Her book, “Jubal Leatherbury,” begins in the titular protagonist’s fourth year of life with his 11-year-old brother and parents on the outskirts of Mobile, surrounded by scenarios and happenings now mythologized in contemporary Azalea City. However, the abuse Jubal suffers at his mother’s hand is anything but picturesque.

“The father is loving but inattentive. When he finds out about Jubal’s treatment it is a devastating, life-changing experience for them,” March said.

Jubal is spirited away and raised by a grandmother in New Orleans, then returns to Mobile 18 years later. He’s reintroduced to his hometown.

“I wanted to show Mobile then, businesses and pleasure activities like going across the bay on the bay boats for picnics. I brought in Mobile Yacht Club, which at that time was in Monroe Park and built 600 feet out into the bay, but a hurricane took care of that,” March said.

Young Leatherbury doesn’t make connections easily. He maintains barriers, both exterior and interior.

“You learn there’s something not quite right about Jubal. He’s reclusive, he doesn’t interact well with other people. He thinks there’s something wrong with him but he doesn’t know what it is. He knows he’s handled with kid gloves by his grandmother and his father but he’s a damaged person,” March said.

Jubal’s Louisiana experience as an accountant in the timber trade lands him a similar job in north Mobile County. It’s there he discovers troubling partnerships between the public and private sectors.

“Jubal encounters prisoners and the way they were rented out by the state, how they were given, body and soul, to the timber industry and railroad industry. I did a lot of research on that and it was incredible, worse than Third World,” March said.

The revelation stirs repressed memories of Jubal’s early childhood treatment. The new course it sets for him leads northward and toward reconciliation of his own struggles with those around him.
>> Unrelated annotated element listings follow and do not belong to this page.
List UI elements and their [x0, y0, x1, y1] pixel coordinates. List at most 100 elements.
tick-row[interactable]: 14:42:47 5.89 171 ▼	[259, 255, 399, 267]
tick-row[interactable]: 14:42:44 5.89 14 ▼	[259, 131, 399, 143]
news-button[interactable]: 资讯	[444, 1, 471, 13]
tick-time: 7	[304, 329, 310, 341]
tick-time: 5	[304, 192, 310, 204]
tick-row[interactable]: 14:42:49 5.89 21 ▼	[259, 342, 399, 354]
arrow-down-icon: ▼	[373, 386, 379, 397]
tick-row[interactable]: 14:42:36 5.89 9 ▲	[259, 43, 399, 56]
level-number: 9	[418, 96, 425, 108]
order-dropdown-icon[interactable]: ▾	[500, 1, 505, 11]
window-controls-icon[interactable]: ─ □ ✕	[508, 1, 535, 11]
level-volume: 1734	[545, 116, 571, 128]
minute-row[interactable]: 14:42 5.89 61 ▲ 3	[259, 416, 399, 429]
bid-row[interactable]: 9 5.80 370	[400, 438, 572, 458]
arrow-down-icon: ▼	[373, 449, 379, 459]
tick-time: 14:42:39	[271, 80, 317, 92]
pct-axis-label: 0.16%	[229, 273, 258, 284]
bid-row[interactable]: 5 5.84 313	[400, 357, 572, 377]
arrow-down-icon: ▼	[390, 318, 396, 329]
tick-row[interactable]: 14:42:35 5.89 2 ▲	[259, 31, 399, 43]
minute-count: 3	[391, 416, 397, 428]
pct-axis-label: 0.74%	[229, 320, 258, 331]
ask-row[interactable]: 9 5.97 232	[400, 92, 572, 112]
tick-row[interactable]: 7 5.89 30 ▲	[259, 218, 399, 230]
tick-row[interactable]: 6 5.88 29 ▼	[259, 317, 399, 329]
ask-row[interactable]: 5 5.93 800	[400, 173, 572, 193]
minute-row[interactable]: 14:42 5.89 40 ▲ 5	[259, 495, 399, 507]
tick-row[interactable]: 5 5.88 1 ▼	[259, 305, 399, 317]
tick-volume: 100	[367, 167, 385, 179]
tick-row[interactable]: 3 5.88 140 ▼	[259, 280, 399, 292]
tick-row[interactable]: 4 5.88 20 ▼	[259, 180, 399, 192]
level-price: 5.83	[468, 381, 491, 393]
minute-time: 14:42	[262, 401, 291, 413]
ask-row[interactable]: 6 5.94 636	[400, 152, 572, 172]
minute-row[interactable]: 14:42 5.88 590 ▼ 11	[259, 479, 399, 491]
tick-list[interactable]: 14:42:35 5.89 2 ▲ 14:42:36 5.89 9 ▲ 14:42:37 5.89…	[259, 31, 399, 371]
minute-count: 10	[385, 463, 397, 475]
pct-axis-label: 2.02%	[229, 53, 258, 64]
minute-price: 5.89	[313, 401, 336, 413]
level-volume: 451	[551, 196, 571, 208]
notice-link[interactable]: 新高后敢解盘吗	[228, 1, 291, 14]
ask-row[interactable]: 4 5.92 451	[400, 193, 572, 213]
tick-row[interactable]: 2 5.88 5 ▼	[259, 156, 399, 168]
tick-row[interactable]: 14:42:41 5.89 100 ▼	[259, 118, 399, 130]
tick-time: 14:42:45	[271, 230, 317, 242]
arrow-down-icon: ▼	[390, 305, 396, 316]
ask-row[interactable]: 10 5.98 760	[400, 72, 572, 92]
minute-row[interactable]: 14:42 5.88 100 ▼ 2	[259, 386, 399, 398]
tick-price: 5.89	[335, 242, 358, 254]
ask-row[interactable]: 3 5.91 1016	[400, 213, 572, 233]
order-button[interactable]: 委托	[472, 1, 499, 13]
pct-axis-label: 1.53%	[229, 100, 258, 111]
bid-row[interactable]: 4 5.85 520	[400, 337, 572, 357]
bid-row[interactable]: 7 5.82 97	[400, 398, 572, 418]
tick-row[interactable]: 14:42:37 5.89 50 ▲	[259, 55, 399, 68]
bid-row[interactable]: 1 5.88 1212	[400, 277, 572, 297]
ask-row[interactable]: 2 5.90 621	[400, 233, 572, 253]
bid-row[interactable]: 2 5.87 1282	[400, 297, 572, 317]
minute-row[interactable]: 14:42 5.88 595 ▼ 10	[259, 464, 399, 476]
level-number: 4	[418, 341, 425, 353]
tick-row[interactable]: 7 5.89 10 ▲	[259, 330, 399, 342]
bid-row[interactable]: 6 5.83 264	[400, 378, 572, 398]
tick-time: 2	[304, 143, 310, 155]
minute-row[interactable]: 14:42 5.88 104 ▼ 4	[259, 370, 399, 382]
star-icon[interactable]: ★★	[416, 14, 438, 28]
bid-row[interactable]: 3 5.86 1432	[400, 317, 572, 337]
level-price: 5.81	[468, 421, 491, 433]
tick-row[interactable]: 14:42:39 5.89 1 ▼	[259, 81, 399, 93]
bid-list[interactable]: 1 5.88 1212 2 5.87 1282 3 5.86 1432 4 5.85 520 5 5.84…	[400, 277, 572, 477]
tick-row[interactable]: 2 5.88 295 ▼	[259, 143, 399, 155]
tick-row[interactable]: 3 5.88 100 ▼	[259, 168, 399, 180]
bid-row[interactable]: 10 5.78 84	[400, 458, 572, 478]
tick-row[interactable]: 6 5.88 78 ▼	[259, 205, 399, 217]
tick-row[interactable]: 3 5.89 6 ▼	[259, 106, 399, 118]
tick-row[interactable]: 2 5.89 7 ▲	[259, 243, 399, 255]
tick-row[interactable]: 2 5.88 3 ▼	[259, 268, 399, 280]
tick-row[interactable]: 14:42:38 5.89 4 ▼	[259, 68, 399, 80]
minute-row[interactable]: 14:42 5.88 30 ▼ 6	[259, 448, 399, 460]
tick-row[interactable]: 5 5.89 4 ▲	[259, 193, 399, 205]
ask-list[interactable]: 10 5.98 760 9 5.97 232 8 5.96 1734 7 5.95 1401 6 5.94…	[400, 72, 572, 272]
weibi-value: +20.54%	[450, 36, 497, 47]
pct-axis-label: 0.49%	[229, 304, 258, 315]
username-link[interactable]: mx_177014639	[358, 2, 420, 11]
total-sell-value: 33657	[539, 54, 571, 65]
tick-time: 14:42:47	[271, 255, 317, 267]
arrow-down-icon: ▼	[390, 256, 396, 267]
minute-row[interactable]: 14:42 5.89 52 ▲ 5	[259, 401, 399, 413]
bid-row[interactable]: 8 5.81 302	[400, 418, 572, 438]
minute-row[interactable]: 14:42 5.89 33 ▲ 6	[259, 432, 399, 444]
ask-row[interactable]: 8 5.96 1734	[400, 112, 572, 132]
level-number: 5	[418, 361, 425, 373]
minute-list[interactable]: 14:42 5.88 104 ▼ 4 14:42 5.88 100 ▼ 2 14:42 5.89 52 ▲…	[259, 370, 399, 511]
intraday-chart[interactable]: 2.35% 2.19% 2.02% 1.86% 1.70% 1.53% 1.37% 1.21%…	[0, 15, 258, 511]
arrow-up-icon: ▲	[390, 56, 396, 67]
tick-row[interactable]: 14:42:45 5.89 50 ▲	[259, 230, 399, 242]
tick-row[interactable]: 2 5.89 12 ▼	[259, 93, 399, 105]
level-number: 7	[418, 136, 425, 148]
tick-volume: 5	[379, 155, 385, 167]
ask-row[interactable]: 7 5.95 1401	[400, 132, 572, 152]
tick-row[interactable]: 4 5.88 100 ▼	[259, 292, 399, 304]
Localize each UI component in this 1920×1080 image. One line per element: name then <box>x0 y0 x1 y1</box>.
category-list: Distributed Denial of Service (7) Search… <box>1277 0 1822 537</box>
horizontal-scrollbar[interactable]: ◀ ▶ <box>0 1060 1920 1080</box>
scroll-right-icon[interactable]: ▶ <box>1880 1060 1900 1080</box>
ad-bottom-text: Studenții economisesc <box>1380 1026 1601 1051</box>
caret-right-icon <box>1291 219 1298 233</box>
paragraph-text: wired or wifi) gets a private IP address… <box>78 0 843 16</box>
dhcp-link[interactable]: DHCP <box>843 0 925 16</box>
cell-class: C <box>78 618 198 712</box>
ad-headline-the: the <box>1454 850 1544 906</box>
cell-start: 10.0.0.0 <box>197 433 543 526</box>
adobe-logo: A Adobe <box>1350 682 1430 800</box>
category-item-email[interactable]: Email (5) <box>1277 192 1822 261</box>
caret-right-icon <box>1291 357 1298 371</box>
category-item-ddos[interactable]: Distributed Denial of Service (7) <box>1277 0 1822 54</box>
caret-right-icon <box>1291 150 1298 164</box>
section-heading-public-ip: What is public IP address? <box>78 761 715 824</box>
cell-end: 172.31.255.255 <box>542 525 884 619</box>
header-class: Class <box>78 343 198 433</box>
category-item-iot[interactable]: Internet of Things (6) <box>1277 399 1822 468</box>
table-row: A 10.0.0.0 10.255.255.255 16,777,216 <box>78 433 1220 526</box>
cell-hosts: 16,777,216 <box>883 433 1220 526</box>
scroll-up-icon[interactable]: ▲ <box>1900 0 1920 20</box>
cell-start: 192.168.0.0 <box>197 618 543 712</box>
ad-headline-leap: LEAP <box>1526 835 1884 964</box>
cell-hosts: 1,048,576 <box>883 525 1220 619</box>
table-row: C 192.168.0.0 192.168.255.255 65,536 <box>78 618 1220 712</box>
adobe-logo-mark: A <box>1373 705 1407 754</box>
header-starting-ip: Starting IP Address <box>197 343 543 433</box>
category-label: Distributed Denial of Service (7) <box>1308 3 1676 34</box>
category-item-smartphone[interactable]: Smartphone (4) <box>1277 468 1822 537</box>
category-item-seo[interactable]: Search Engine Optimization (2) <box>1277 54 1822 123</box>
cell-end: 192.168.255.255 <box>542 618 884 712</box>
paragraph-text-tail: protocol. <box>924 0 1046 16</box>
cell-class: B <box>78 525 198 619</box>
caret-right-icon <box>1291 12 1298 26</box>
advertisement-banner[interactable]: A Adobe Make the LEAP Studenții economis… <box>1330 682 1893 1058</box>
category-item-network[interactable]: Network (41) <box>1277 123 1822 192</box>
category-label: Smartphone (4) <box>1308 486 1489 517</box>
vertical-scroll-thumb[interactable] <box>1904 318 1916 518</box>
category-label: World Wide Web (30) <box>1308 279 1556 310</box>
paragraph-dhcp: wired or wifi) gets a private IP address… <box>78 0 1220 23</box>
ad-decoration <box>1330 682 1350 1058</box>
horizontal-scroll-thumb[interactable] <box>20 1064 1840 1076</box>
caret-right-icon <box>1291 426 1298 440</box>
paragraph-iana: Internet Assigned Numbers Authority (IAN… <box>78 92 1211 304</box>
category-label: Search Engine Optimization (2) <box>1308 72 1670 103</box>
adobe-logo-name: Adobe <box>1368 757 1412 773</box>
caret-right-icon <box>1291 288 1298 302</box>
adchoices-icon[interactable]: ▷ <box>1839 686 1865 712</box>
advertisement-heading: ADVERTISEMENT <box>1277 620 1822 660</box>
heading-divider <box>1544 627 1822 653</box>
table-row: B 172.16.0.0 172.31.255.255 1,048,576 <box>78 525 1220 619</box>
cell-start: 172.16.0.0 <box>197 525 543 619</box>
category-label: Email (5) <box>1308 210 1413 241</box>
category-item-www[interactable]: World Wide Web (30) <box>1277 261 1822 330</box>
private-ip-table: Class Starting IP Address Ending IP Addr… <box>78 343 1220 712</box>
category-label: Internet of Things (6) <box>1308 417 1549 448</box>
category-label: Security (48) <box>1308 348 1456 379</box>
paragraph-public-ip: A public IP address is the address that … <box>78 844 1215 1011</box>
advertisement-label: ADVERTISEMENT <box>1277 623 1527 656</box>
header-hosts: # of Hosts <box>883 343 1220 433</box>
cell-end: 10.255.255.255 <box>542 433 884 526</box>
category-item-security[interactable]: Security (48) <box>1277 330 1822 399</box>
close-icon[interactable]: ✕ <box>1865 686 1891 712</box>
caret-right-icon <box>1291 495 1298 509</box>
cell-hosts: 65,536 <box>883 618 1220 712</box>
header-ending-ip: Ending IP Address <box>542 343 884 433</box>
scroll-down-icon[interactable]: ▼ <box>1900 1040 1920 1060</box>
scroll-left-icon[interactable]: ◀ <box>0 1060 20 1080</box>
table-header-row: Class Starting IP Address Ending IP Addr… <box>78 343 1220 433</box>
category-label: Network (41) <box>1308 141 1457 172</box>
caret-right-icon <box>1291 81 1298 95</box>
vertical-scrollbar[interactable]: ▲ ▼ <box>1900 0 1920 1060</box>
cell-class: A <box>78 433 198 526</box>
Originally checking in at over 1,000 pages, March knew the lengthy tome would scare away readers, as it did agents. It’s now a pair of volumes, the first about 550 pages and the second close to 800.

March’s primary career was in nursing, attending school in Birmingham and working in an emergency room during the Civil Rights era before she married. She moved to her husband’s hometown of Mobile where she became a nursing instructor until she started having kids.

When March’s husband took a job abroad they picked up stakes. Landing in the Himalayan foothills, they found beautiful scenery but also terrible need.

“I spent about 12 years working in India, Bangladesh, Pakistan as a midwife in a refugee camp outside of Dhaka and kind of as a home health nurse in the mountains of northern Pakistan. When we retuirned to Mobile I worked at Mercy Medical hospice for about 10 years, which was also one of the best things I think I ever did,” March said.

She has been retired about 15 years. The last two-thirds of that time has been in service to this story.

March admits a greater purpose to the Leatherbury tale. It points to the depths of the human condition.

“People not unlike myself are just unburdened by what happens to people in prison. I grew up on the novel ‘Les Miserables’ and was so impressed by what cruelty can do to a person who under other circumstances might be a really good person,” March said.

She had to build a story around it to make it palatable. Her cues came from a regional model.

“Harper Lee wrote a very famous story that’s universally considered delightful, but she really made people think about racial injustice in Southern courts,” March said.

March’s book can be ordered through its website,, or through Amazon.

More than mere polemic, she said it’s a full journey of the human heart.

“A friend told me not to mention prisons, just to tell people it’s a love story because there is a romantic love story. It’s also about a kind of love story between father and son, and a kind of David and Jonathan between friends,” March said.